When everything was hunky dory, 2022 happened, in which inflation soared for multiple reasons, and US Fed hiked interest rates aggressively. Many of the famed and investor-favorite stocks from technology had a great fall that, ranges between 20%-70%.
Here comes the conundrum: is it the right time for investors to relook at investing in US tech stocks?
First of all, it looks evident that the aggressive interest rate hikes done by US Fed in the last 15 months or so have reached a plateau, and the possibility of further rate hikes is very minimal.
Since rising interest rates work like gravity on stock prices, a pause or peaking in interest rates has given markets some relief which shows in stock prices of many US Tech stocks that have now recovered substantially from their lows in the last 1 year.
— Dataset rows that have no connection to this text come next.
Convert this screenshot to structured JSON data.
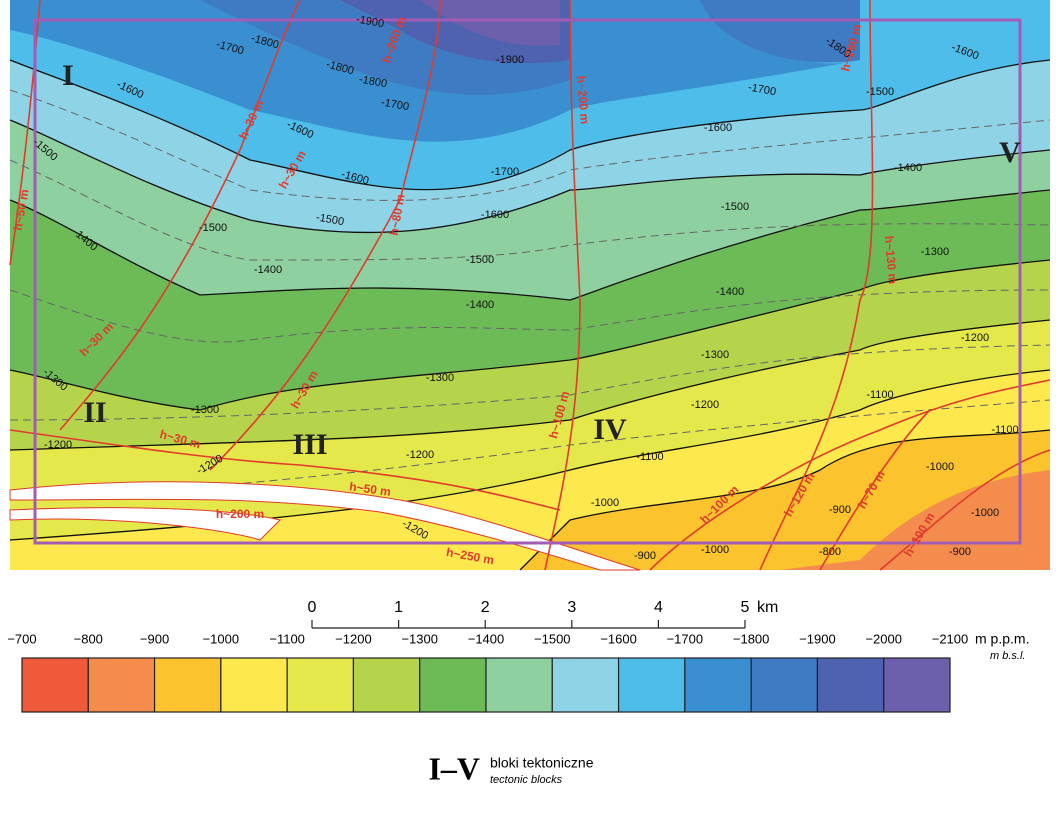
{
  "map": {
    "blocks": [
      "I",
      "II",
      "III",
      "IV",
      "V"
    ],
    "contour_labels": [
      "-1900",
      "-1900",
      "-1800",
      "-1800",
      "-1800",
      "-1800",
      "-1700",
      "-1700",
      "-1700",
      "-1700",
      "-1600",
      "-1600",
      "-1600",
      "-1600",
      "-1600",
      "-1600",
      "-1500",
      "-1500",
      "-1500",
      "-1500",
      "-1500",
      "-1500",
      "-1400",
      "-1400",
      "-1400",
      "-1400",
      "-1400",
      "-1300",
      "-1300",
      "-1300",
      "-1300",
      "-1300",
      "-1200",
      "-1200",
      "-1200",
      "-1200",
      "-1200",
      "-1100",
      "-1100",
      "-1100",
      "-1000",
      "-1000",
      "-1000",
      "-900",
      "-900",
      "-900",
      "-800",
      "-1000",
      "-1200"
    ],
    "fault_labels": [
      "h~50 m",
      "h~30 m",
      "h~30 m",
      "h~200 m",
      "h~30 m",
      "h~30 m",
      "h~30 m",
      "h~80 m",
      "h~200 m",
      "h~100 m",
      "h~130 m",
      "h~250 m",
      "h~50 m",
      "h~200 m",
      "h~250 m",
      "h~100 m",
      "h~120 m",
      "h~70 m",
      "h~100 m"
    ]
  },
  "scale": {
    "ticks": [
      "0",
      "1",
      "2",
      "3",
      "4",
      "5"
    ],
    "unit": "km"
  },
  "legend": {
    "ticks": [
      "−700",
      "−800",
      "−900",
      "−1000",
      "−1100",
      "−1200",
      "−1300",
      "−1400",
      "−1500",
      "−1600",
      "−1700",
      "−1800",
      "−1900",
      "−2000",
      "−2100"
    ],
    "colors": [
      "#ee5a3a",
      "#f48c4e",
      "#fbc32e",
      "#fde84e",
      "#e5e84a",
      "#b6d44b",
      "#6dbb57",
      "#8fd0a0",
      "#8fd4e6",
      "#4fbde9",
      "#3a8fd0",
      "#3f7bc3",
      "#4e62b0",
      "#6c5fab"
    ],
    "unit": "m p.p.m.",
    "unit_en": "m b.s.l.",
    "block_symbol": "I–V",
    "block_text": "bloki tektoniczne",
    "block_text_en": "tectonic blocks"
  }
}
The way recessionary pressures are building in the US along with a lot of debt that is coming due for repayment for the US government, a section of the market believes that interest rates would possibly find a way to go lower, which bodes well for technology companies.
Many of these companies have been focused on creating value for their shareholders by expanding their offerings in terms of products & services. In the aftermath of the Silicon Valley Bank crisis, Apple announced a savings account in partnership with Goldman Sachs, effectively transforming itself into a Fintech, and it was able to attract almost 1bn$ of deposits in a few days from launch.